Spot an: „Antependium“ im Scheinwerferlicht

Der jahrhundertealte, fünf Meter lange Altarbehang ist mit Szenen aus der Bibel bestickt, auch die Kreuzigung Jesu ist ein Motiv. (Graap)

Buchvorstellung und Ausstellungseröffnung zum uralten Altarbehang.

Galashow für eine jahrhundertealte Textilie: Mit dem „Antependium“, einem Altarbehang aus dem 17. Jahrhundert, besitzt das Schloss Eutin ein Kunstwerk von hohem Wert und von außerordentlicher Qualität. In der kommenden Woche kommt es in den Genuss einer besonderen Würdigung. Es steht im Mittelpunkt des neuen Museumsbereiches „Das Antependium von 1641 und die Fürstbischöfe von Lübeck“, der am Donnerstag, 6. April, um 19 Uhr feierlich eröffnet wird. Von Freitag bis Sonntag, 7. bis 9. April, finden dann jeweils um 14 Uhr spezielle Führungen statt, die sich mit diesem barocken Schatz beschäftigen. Außerdem gehört am 9. April um 16 Uhr ein Gottesdienst mit Pastorin Maren Löffelmacher in der Schlosskirche zum Begleitprogramm.

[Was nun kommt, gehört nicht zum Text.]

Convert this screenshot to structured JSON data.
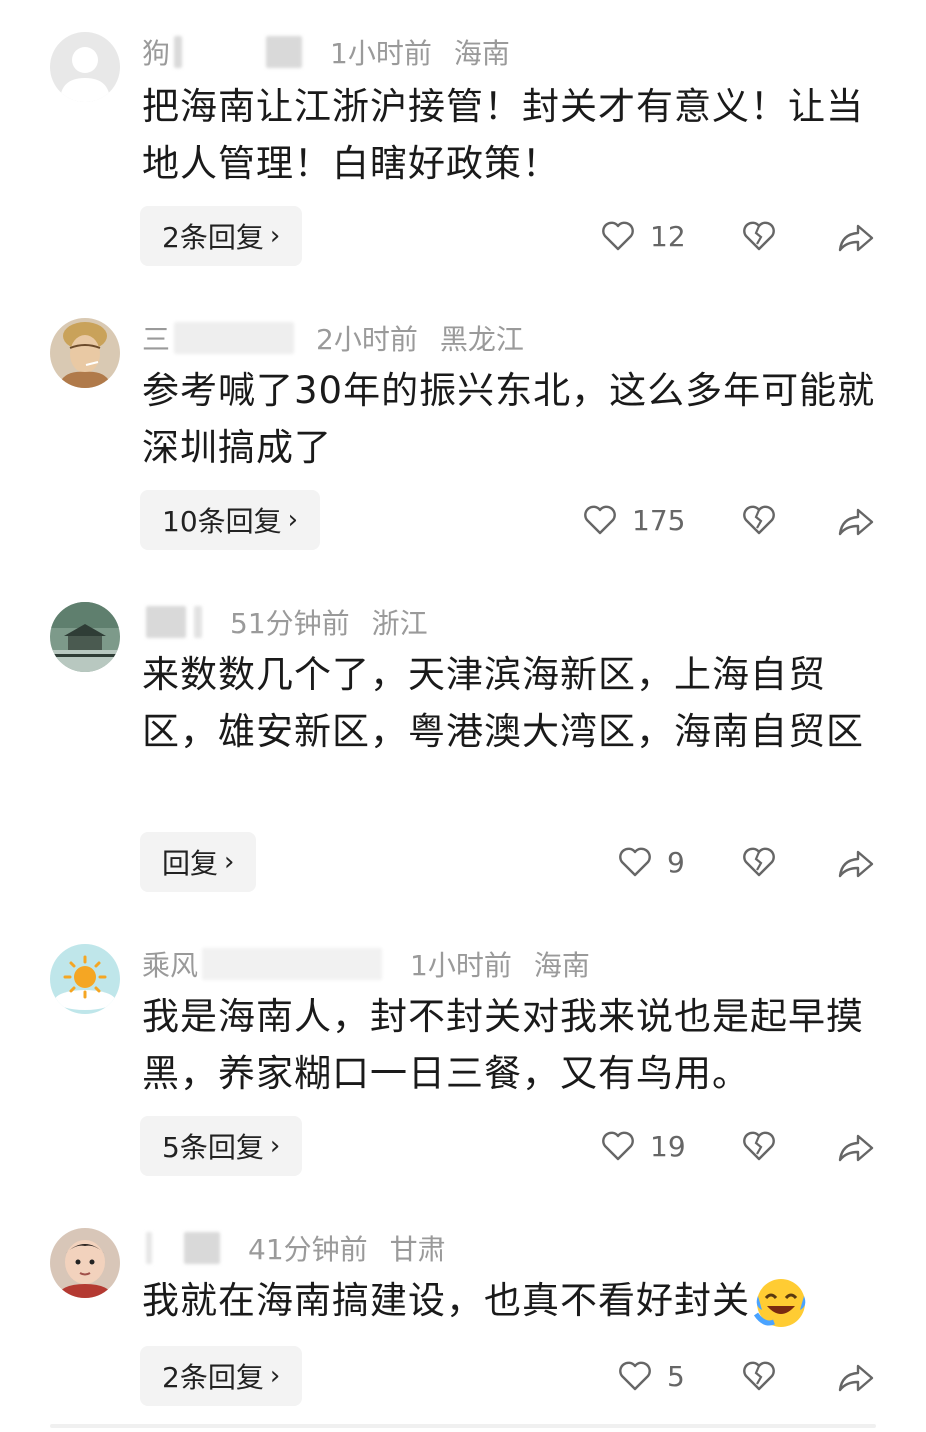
{
  "comments": [
    {
      "name": "狗",
      "time": "1小时前",
      "location": "海南",
      "text": "把海南让江浙沪接管！封关才有意义！让当地人管理！白瞎好政策！",
      "reply_label": "2条回复",
      "likes": "12",
      "avatar": "default-user-avatar"
    },
    {
      "name": "三",
      "time": "2小时前",
      "location": "黑龙江",
      "text": "参考喊了30年的振兴东北，这么多年可能就深圳搞成了",
      "reply_label": "10条回复",
      "likes": "175",
      "avatar": "smoking-person-avatar"
    },
    {
      "name": "",
      "time": "51分钟前",
      "location": "浙江",
      "text": "来数数几个了，天津滨海新区，上海自贸区，雄安新区，粤港澳大湾区，海南自贸区",
      "reply_label": "回复",
      "likes": "9",
      "avatar": "pavilion-landscape-avatar"
    },
    {
      "name": "乘风",
      "time": "1小时前",
      "location": "海南",
      "text": "我是海南人，封不封关对我来说也是起早摸黑，养家糊口一日三餐，又有鸟用。",
      "reply_label": "5条回复",
      "likes": "19",
      "avatar": "sun-illustration-avatar"
    },
    {
      "name": "",
      "time": "41分钟前",
      "location": "甘肃",
      "text": "我就在海南搞建设，也真不看好封关",
      "reply_label": "2条回复",
      "likes": "5",
      "avatar": "baby-photo-avatar",
      "emoji": "laughing-crying-emoji"
    }
  ],
  "icons": {
    "like": "heart-outline-icon",
    "dislike": "broken-heart-icon",
    "share": "share-arrow-icon",
    "chevron": "chevron-right-icon"
  },
  "chevron_glyph": "›"
}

Wer schon vorab mehr über das „Antependium“ wissen möchte, sollte den Vortrag am Montag, 3. April, um 19.30 Uhr in der Eutiner Landesbibliothek am Schlossplatz 4 nicht verpassen. Unter dem Titel „Ein Kunstwerk gibt sein Geheimnis preis“ berichtet Dr. Wolfdieter Schiecke vom Freundeskreis Schloss Eutin, was er bei seinen Recherchen über den Altarbehang herausgefunden hat. Bis vor einigen Monaten war die Herkunft dieses Stückes vollkommen unbekannt. Schiecke erzählt über die spannende Suche nach dem Ursprung des „Antependiums“, über seine inhaltliche Deutung und künstlerische Gestaltung.

Gleichzeitig stellt er eine Begleitpublikation vor, in der die Geschichte des „Antependiums“ niedergeschrieben ist.